From NEXCOM Public Affairs
According to the National Retail Federation and the University of Florida’s National Retail Security Survey, stealing by shoppers continues to cost merchants a staggering $14.6 billion per year and represents the second largest source of inventory shrink.
The Navy Exchange (NEX) is no different. During 2014, NEX Loss Prevention/Safety associates investigated and resolved 1,192 shoplifting cases. Of those cases, 26 percent were juveniles and 17 percent were active duty military.

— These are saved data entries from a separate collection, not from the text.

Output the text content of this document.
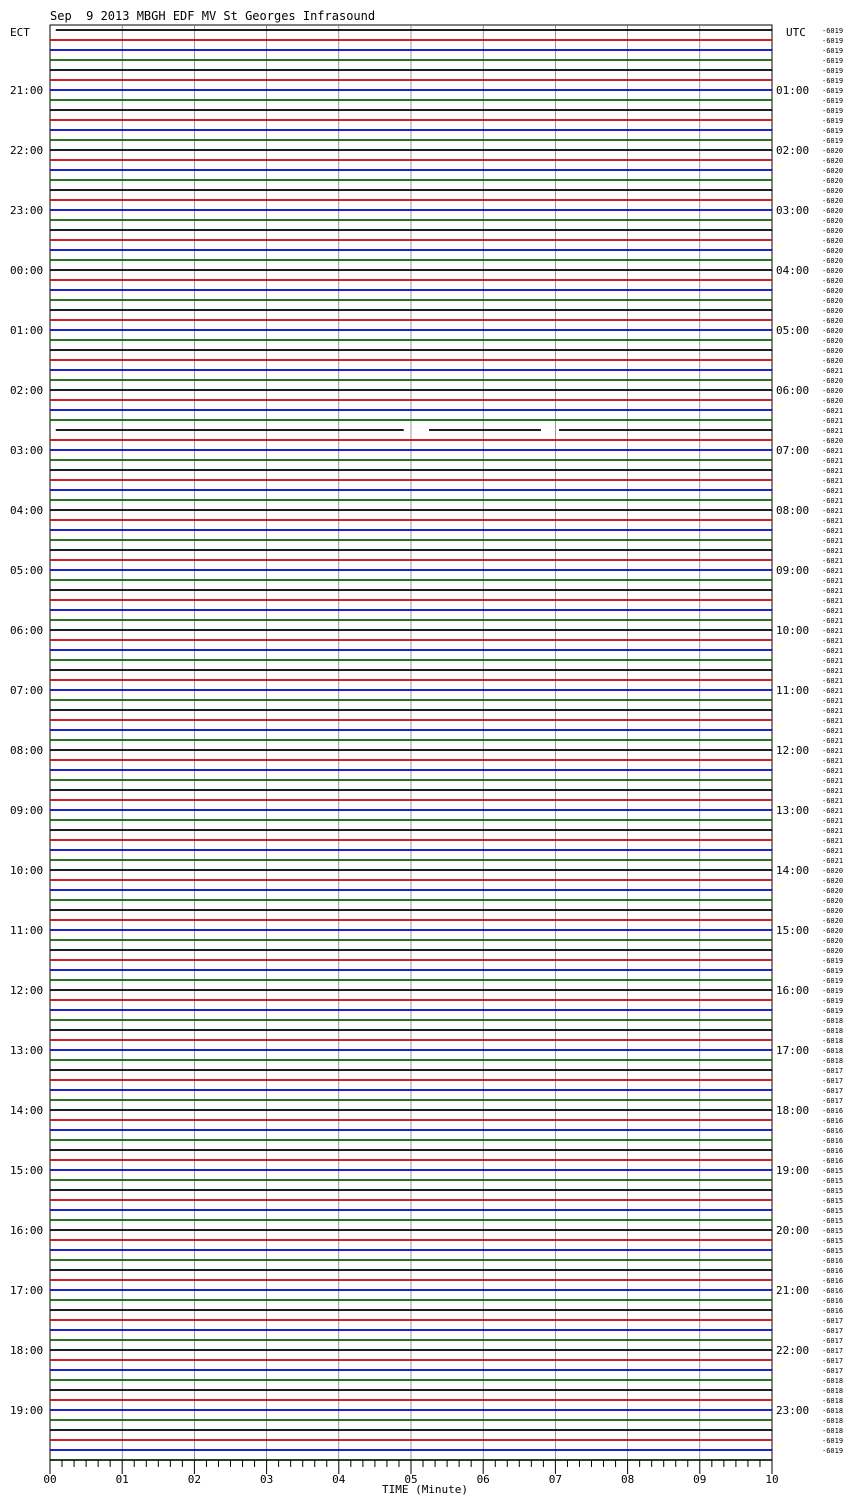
Sep  9 2013 MBGH EDF MV St Georges Infrasound
ECT	UTC
21:00
22:00
23:00
00:00
01:00
02:00
03:00
04:00
05:00
06:00
07:00
08:00
09:00
10:00
11:00
12:00
13:00
14:00
15:00
16:00
17:00
18:00
19:00
01:00
02:00
03:00
04:00
05:00
06:00
07:00
08:00
09:00
10:00
11:00
12:00
13:00
14:00
15:00
16:00
17:00
18:00
19:00
20:00
21:00
22:00
23:00
-6019
-6019
-6019
-6019
-6019
-6019
-6019
-6019
-6019
-6019
-6019
-6019
-6020
-6020
-6020
-6020
-6020
-6020
-6020
-6020
-6020
-6020
-6020
-6020
-6020
-6020
-6020
-6020
-6020
-6020
-6020
-6020
-6020
-6020
-6021
-6020
-6020
-6020
-6021
-6021
-6021
-6020
-6021
-6021
-6021
-6021
-6021
-6021
-6021
-6021
-6021
-6021
-6021
-6021
-6021
-6021
-6021
-6021
-6021
-6021
-6021
-6021
-6021
-6021
-6021
-6021
-6021
-6021
-6021
-6021
-6021
-6021
-6021
-6021
-6021
-6021
-6021
-6021
-6021
-6021
-6021
-6021
-6021
-6021
-6020
-6020
-6020
-6020
-6020
-6020
-6020
-6020
-6020
-6019
-6019
-6019
-6019
-6019
-6019
-6018
-6018
-6018
-6018
-6018
-6017
-6017
-6017
-6017
-6016
-6016
-6016
-6016
-6016
-6016
-6015
-6015
-6015
-6015
-6015
-6015
-6015
-6015
-6015
-6016
-6016
-6016
-6016
-6016
-6016
-6017
-6017
-6017
-6017
-6017
-6017
-6018
-6018
-6018
-6018
-6018
-6018
-6019
-6019
00	01	02	03	04	05	06	07	08	09	10
TIME (Minute)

The merchandise departments that saw the most shoplifting investigations were computer hardware, computer peripherals, spirits, video games and video electronics.
“The NEX Loss Prevention/Safety teams located within our stores worldwide are very good at protecting our merchandise from shoplifters,” said Tom Ruane, Navy Exchange Service Command (NEXCOM) Corporate Loss Prevention/Safety Manager. “NEX Loss Prevention/Safety associates use many tools in an effort to apprehend shoplifters or prevent theft before it happens.”

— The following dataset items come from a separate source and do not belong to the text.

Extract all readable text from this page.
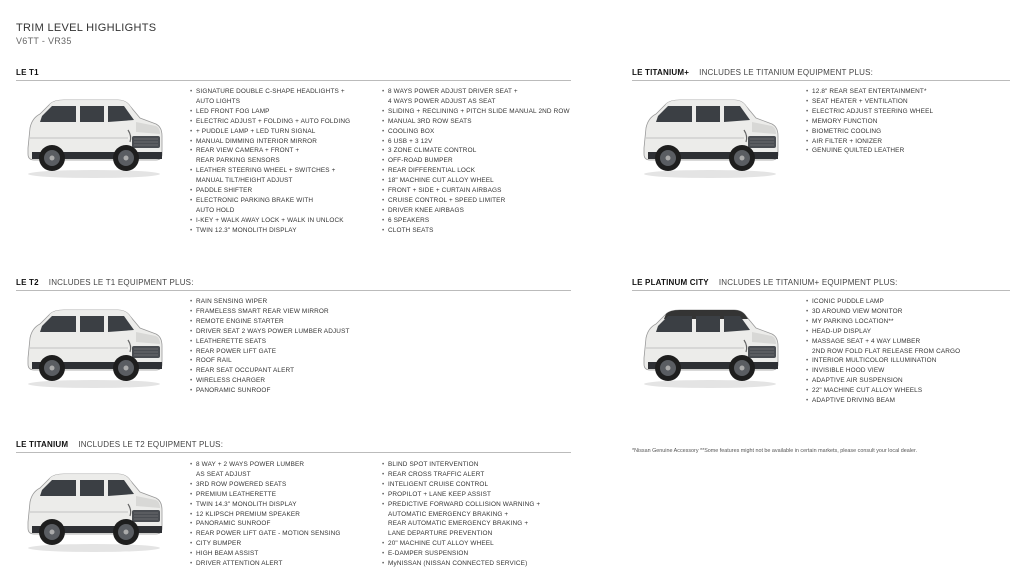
TRIM LEVEL HIGHLIGHTS
V6TT - VR35
LE T1
• SIGNATURE DOUBLE C-SHAPE HEADLIGHTS +
AUTO LIGHTS
• LED FRONT FOG LAMP
• ELECTRIC ADJUST + FOLDING + AUTO FOLDING
• + PUDDLE LAMP + LED TURN SIGNAL
• MANUAL DIMMING INTERIOR MIRROR
• REAR VIEW CAMERA + FRONT +
REAR PARKING SENSORS
• LEATHER STEERING WHEEL + SWITCHES +
MANUAL TILT/HEIGHT ADJUST
• PADDLE SHIFTER
• ELECTRONIC PARKING BRAKE WITH
AUTO HOLD
• I-KEY + WALK AWAY LOCK + WALK IN UNLOCK
• TWIN 12.3" MONOLITH DISPLAY
• 8 WAYS POWER ADJUST DRIVER SEAT +
4 WAYS POWER ADJUST AS SEAT
• SLIDING + RECLINING + PITCH SLIDE MANUAL 2ND ROW
• MANUAL 3RD ROW SEATS
• COOLING BOX
• 6 USB + 3 12V
• 3 ZONE CLIMATE CONTROL
• OFF-ROAD BUMPER
• REAR DIFFERENTIAL LOCK
• 18" MACHINE CUT ALLOY WHEEL
• FRONT + SIDE + CURTAIN AIRBAGS
• CRUISE CONTROL + SPEED LIMITER
• DRIVER KNEE AIRBAGS
• 6 SPEAKERS
• CLOTH SEATS
LE T2 INCLUDES LE T1 EQUIPMENT PLUS:
• RAIN SENSING WIPER
• FRAMELESS SMART REAR VIEW MIRROR
• REMOTE ENGINE STARTER
• DRIVER SEAT 2 WAYS POWER LUMBER ADJUST
• LEATHERETTE SEATS
• REAR POWER LIFT GATE
• ROOF RAIL
• REAR SEAT OCCUPANT ALERT
• WIRELESS CHARGER
• PANORAMIC SUNROOF
LE TITANIUM INCLUDES LE T2 EQUIPMENT PLUS:
• 8 WAY + 2 WAYS POWER LUMBER
AS SEAT ADJUST
• 3RD ROW POWERED SEATS
• PREMIUM LEATHERETTE
• TWIN 14.3" MONOLITH DISPLAY
• 12 KLIPSCH PREMIUM SPEAKER
• PANORAMIC SUNROOF
• REAR POWER LIFT GATE - MOTION SENSING
• CITY BUMPER
• HIGH BEAM ASSIST
• DRIVER ATTENTION ALERT
• BLIND SPOT INTERVENTION
• REAR CROSS TRAFFIC ALERT
• INTELIGENT CRUISE CONTROL
• PROPILOT + LANE KEEP ASSIST
• PREDICTIVE FORWARD COLLISION WARNING +
AUTOMATIC EMERGENCY BRAKING +
REAR AUTOMATIC EMERGENCY BRAKING +
LANE DEPARTURE PREVENTION
• 20" MACHINE CUT ALLOY WHEEL
• E-DAMPER SUSPENSION
• MyNISSAN (NISSAN CONNECTED SERVICE)
LE TITANIUM+ INCLUDES LE TITANIUM EQUIPMENT PLUS:
• 12.8" REAR SEAT ENTERTAINMENT*
• SEAT HEATER + VENTILATION
• ELECTRIC ADJUST STEERING WHEEL
• MEMORY FUNCTION
• BIOMETRIC COOLING
• AIR FILTER + IONIZER
• GENUINE QUILTED LEATHER
LE PLATINUM CITY INCLUDES LE TITANIUM+ EQUIPMENT PLUS:
• ICONIC PUDDLE LAMP
• 3D AROUND VIEW MONITOR
• MY PARKING LOCATION**
• HEAD-UP DISPLAY
• MASSAGE SEAT + 4 WAY LUMBER
2ND ROW FOLD FLAT RELEASE FROM CARGO
• INTERIOR MULTICOLOR ILLUMINATION
• INVISIBLE HOOD VIEW
• ADAPTIVE AIR SUSPENSION
• 22" MACHINE CUT ALLOY WHEELS
• ADAPTIVE DRIVING BEAM
*Nissan Genuine Accessory **Some features might not be available in certain markets, please consult your local dealer.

NEXs worldwide use electronic article surveillance (EAS) systems for electronic and high value merchandise as well as extensive closed circuit surveillance systems (CCTV). The CCTV systems, coupled with digital video recorders and remote viewing technology, gives the NEX the ability to see everything within the store and identify incidents of theft.
“CCTV continues to be an extremely effective tool in theft detection,” said Ruane. “In 2014, 76 percent of our apprehensions were through the CCTV systems. However, we still need our customers and associates to be alert to possible theft and report any suspicious activity to the NEX management or the Loss Prevention/Safety Manager.”
If shoplifting is suspected, NEX Loss Prevention/Safety associates turn all incidents over to base police and /or local law enforcement. In addition to possible disciplinary action and criminal prosecution, the Federal Claims Collection Act allows NEX to enact a flat administrative cost or civil recovery of $200 for each incident of theft. “People involved in shoplifting get caught, prosecuted and possibly banned from the NEX and, in some cases, the base itself or end a military career,” said Ruane.
The mission of the NEX is to provide quality goods and services at a savings and to support Navy quality of life programs. Seventy percent of NEX profits go to support Navy quality of life programs while the remaining 30 percent is used to build or renovate existing stores. In fiscal year 2014, NEXCOM gave over $46 million to Morale, Welfare and Recreation (MWR).